De dialogen van Mytting zijn sterk. Je merkt echt dat het ‘opgedrongen leven’ deze schrijver aan het hart gaat. Erik verliest diverse vrouwen aan de rijksweg. Even denk je dat bij een van de races die de jongeren organiseren zijn vriendin de styliste is omgekomen, maar het is een mooie metafoor voor het opslokken van de vrouwen door de grote stad in het zuiden, door het grote geld, het jachtige leven. Hij kan ook moeilijk afstand nemen van zijn pompstation, van zijn leven tot dan toe. Niet omdat hij niet capabel genoeg zou zijn, maar omdat hij er tevreden mee is. Het pompstation is ook een monument is geworden voor de verloren liefde.

De bikkelharde vrouw die Erik het concept van het olieconcern probeert op te dringen, is uiteindelijk ook iemand die zucht onder het systeem, die liefde mist. Dat is het sterke van Paardenkracht. Mytting laat de twijfel, het gemis bij al zijn personages heel goed voelen. Mensen die hun hele leven bezig zijn met uniek worden en daardoor heel erg op elkaar zijn gaan lijken.

Erik vindt tenslotte troost bij een oude Franse sportauto, een wrak dat hem ‘heel terloops’ door zijn jeugdliefde Tora wordt geschonken. De dochter van de autosloper, die zich maar wat graag aan Erik had verbonden, als hij maar uit zijn comfortzone was gestapt, gevoed door de angst om in het afgelegen gat te blijven steken. Maar ze vraagt zich ergens onderhuids toch af of dat zo’n slecht leven was geweest. Erik weet het ding weer aan de praat te krijgen door uit allerlei sloopauto’s onderdelen te halen. Alles kan hij repareren, maar aan zichzelf kan hij maar nauwelijks iets doen. Maar toch is het open einde hoopvol. Hij geeft vol gas en verdwijnt naar het noorden. Moest hij eerst alles verliezen, voordat hij de verder durfde te gaan?
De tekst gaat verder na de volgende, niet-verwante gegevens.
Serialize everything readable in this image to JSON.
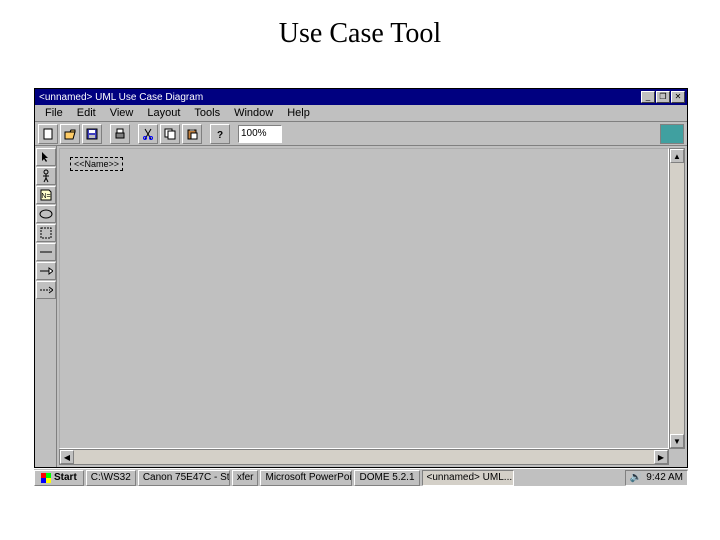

Paardenkracht gaat zijdelings over auto’s, is helemaal (niet alleen) een ‘mannenboek’, ondanks de technische verwijzingen, de fijn herkenbare kwajongensjeugdherinneringen, het is een boek dat tot nadenken stemt over de te volgen route in het leven. Compromisloos leven heeft een prijs. En natuurlijk is het een boek over de raadselachtige weg die de liefde bijna zonder uitzondering volgt. Mytting heeft alle personages een passende taal gegeven. Onder de smeerolie van Erik, steeksleutelt een gevoelig mens. Tora is eerder met een kapotte Jaguar E-type langs gekomen, puur omdat ze alleen via een motor met hem kan praten.

Hij maakte het doosje voorzichtig open en schudde het kleine, zwarte pakje eruit. Het bruine waspapier dat om het lager zat, was gevouwen in de strakke vorm van een ster, en toen hij aan een hoekje trok, opende het papier zich als rozenbladeren. Hij gaf haar de roos en zag dat er iets ontwaakte in haar hermelijnogen. Maar toen het glimmende kogellager in haar handpalm lag, zag hij hoeveel gemakkelijker alles was als staal gewoon staal was.

Guus Bauer

Lars Mytting – Paardenkracht. Vertaald door Gerie de Boer. Atlas Contact, Amsterdam. 304 blz. € 19,99.